There is a kind of unspoken agenda, "We’ve got to enhance the role of the Centre". But they haven’t really worked out how to do that. I would say… on the foreign affairs/defence side and the NSC, the structure seemed to work. But the rest of the Cabinet Office was terrible. I mean an IT system that didn’t work in BIS which we had in about year three or four, which had been imposed on us because of this Cabinet Office.... So we had an absurd small company that couldn’t deliver an IT system and then it didn’t work. And I stupidly said, "It shows how wrong Cabinet Office is". And the Cabinet Office is like, ‘"No, that’s your decision, you’re responsible, and you have to take the blame. This is a mishandled contract."'

Making it work

Despite this, many ministers were able to work well with the centre, particularly those whose agendas were shared with the Prime Minister. Interviewees whose brief covered trade, industrial strategy and international development all benefitted from Number 10’s backing.

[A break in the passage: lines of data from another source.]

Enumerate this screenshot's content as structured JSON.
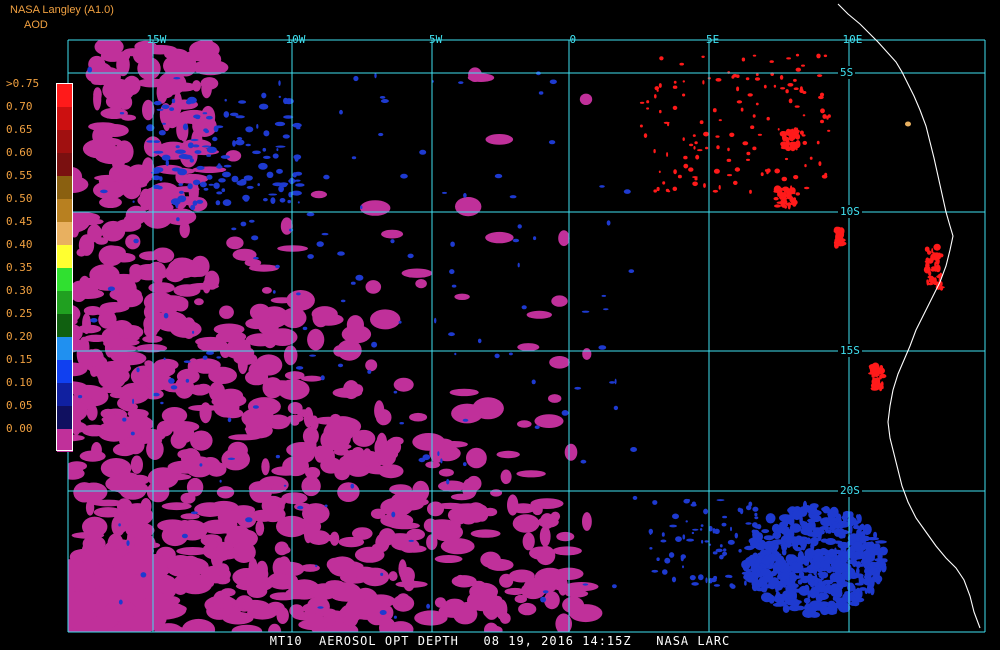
{
  "header": {
    "source": "NASA Langley (A1.0)",
    "variable": "AOD"
  },
  "caption": "MT10  AEROSOL OPT DEPTH   08 19, 2016 14:15Z   NASA LARC",
  "map": {
    "lon_labels": [
      "15W",
      "10W",
      "5W",
      "0",
      "5E",
      "10E"
    ],
    "lat_labels": [
      "5S",
      "10S",
      "15S",
      "20S"
    ],
    "grid_color": "#40e0f0",
    "coast_color": "#ffffff",
    "label_color": "#40e0f0"
  },
  "legend": {
    "labels": [
      ">0.75",
      "0.70",
      "0.65",
      "0.60",
      "0.55",
      "0.50",
      "0.45",
      "0.40",
      "0.35",
      "0.30",
      "0.25",
      "0.20",
      "0.15",
      "0.10",
      "0.05",
      "0.00"
    ],
    "colors": [
      "#ff1a1a",
      "#cc1010",
      "#a01010",
      "#7a1010",
      "#8a6010",
      "#b88020",
      "#e8b060",
      "#ffff30",
      "#30e030",
      "#20a020",
      "#106010",
      "#2090f0",
      "#1040f0",
      "#1020a0",
      "#101060",
      "#c0309a"
    ]
  },
  "colors": {
    "header": "#f0a040",
    "caption": "#ffffff",
    "low_aod_magenta": "#c0309a",
    "blue": "#1e3ad0",
    "red": "#ff1a1a"
  }
}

Damian Green, speaking about the Number 10 Policy Unit he once worked for under John Major, said departments tended to either include it in policymaking, or keep it ‘barred … at the door’. Those that included the Policy Unit tended to get ‘an easier ride’ from the Prime Minister. Jonathan Djanogly advised ministers to ‘spend a bit of time with the Downing Street people… working on your policy areas’, wishing he had done so himself.

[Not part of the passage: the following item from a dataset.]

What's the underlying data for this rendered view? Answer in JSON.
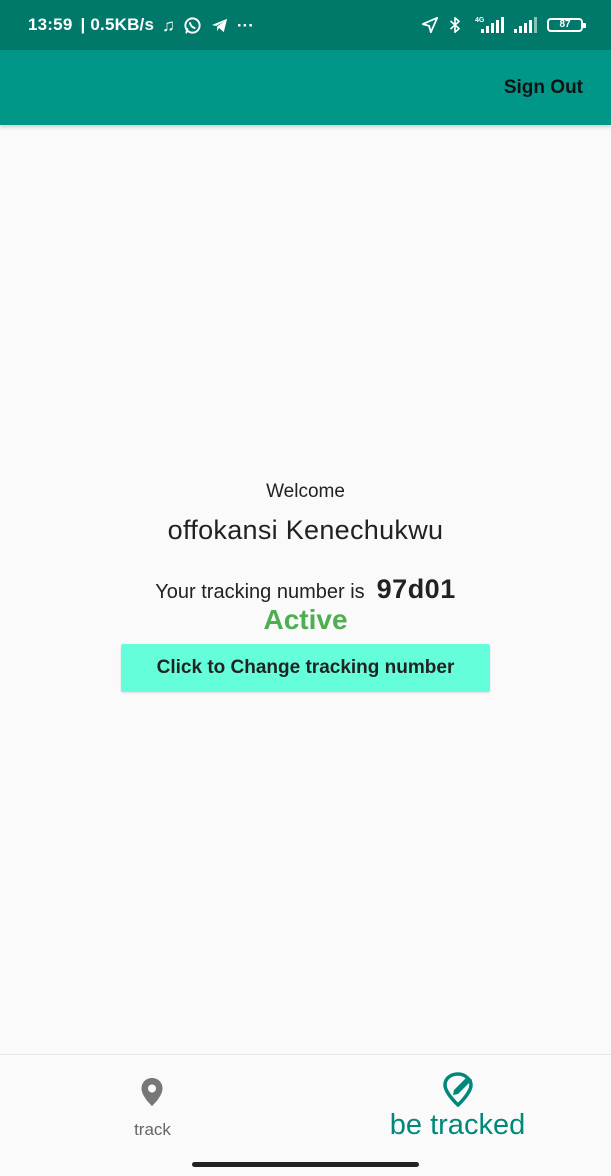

Personal connections also helped. Greg Barker benefitted from ‘a good relationship with David Cameron both personally but also professionally’, meaning ‘there were times when I was able to cash in some of that political capital with a direct appeal to the Prime Minister’.

An important piece of advice was to engage early and often. George Young advised, ‘if there is a problem, tell the Prime Minister. [Downing Street] don’t like being caught on the hop’. Paul Burstow similarly commented that some of the backlash over the Health and Social Care Act could have been avoided through an early, proactive communication.

Conclusion

As the recent fallout from the Budget shows, close working between ministers and the centre of government is important, both in maintaining Cabinet cohesion and ensuring that ministers can deliver on their portfolios. Our Ministers Reflect archive offers lessons for both the centre and individual departments.

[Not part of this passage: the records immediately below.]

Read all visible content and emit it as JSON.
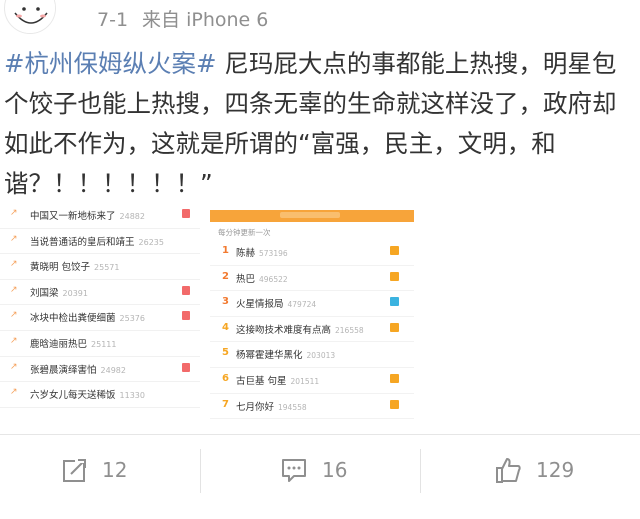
{
  "header": {
    "date": "7-1",
    "source": "来自 iPhone 6"
  },
  "post": {
    "topic": "#杭州保姆纵火案#",
    "body": " 尼玛屁大点的事都能上热搜，明星包个饺子也能上热搜，四条无辜的生命就这样没了，政府却如此不作为，这就是所谓的“富强，民主，文明，和谐？！！！！！！”"
  },
  "screenshot_left": {
    "items": [
      {
        "title": "中国又一新地标来了",
        "count": "24882",
        "tag": true
      },
      {
        "title": "当说普通话的皇后和靖王",
        "count": "26235",
        "tag": false
      },
      {
        "title": "黄晓明 包饺子",
        "count": "25571",
        "tag": false
      },
      {
        "title": "刘国梁",
        "count": "20391",
        "tag": true
      },
      {
        "title": "冰块中检出粪便细菌",
        "count": "25376",
        "tag": true
      },
      {
        "title": "鹿晗迪丽热巴",
        "count": "25111",
        "tag": false
      },
      {
        "title": "张碧晨演绎害怕",
        "count": "24982",
        "tag": true
      },
      {
        "title": "六岁女儿每天送稀饭",
        "count": "11330",
        "tag": false
      }
    ]
  },
  "screenshot_right": {
    "subtitle": "每分钟更新一次",
    "items": [
      {
        "rank": "1",
        "title": "陈赫",
        "count": "573196",
        "tag_color": "#f6a623"
      },
      {
        "rank": "2",
        "title": "热巴",
        "count": "496522",
        "tag_color": "#f6a623"
      },
      {
        "rank": "3",
        "title": "火星情报局",
        "count": "479724",
        "tag_color": "#3bb3e0"
      },
      {
        "rank": "4",
        "title": "这接吻技术难度有点高",
        "count": "216558",
        "tag_color": "#f6a623"
      },
      {
        "rank": "5",
        "title": "杨幂霍建华黑化",
        "count": "203013",
        "tag_color": ""
      },
      {
        "rank": "6",
        "title": "古巨基 句星",
        "count": "201511",
        "tag_color": "#f6a623"
      },
      {
        "rank": "7",
        "title": "七月你好",
        "count": "194558",
        "tag_color": "#f6a623"
      }
    ]
  },
  "actions": {
    "repost_count": "12",
    "comment_count": "16",
    "like_count": "129"
  },
  "colors": {
    "topic": "#5b7fb3",
    "accent": "#f7a43a",
    "meta": "#8f8f8f"
  }
}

Both can expect turbulence at the start, but upheaval at the centre only adds to this. As our report Centre Forward highlighted, the centre should build up a set of core capacities for driving the Prime Minister’s agenda, which would reduce the need for major reorganisations. There also need to be better mechanisms for central coordination – the National Security Council could be a useful model. Finally, ministers hoping to drive an agenda through should engage early and often: this is a difficult, but undoubtedly worthwhile, exercise.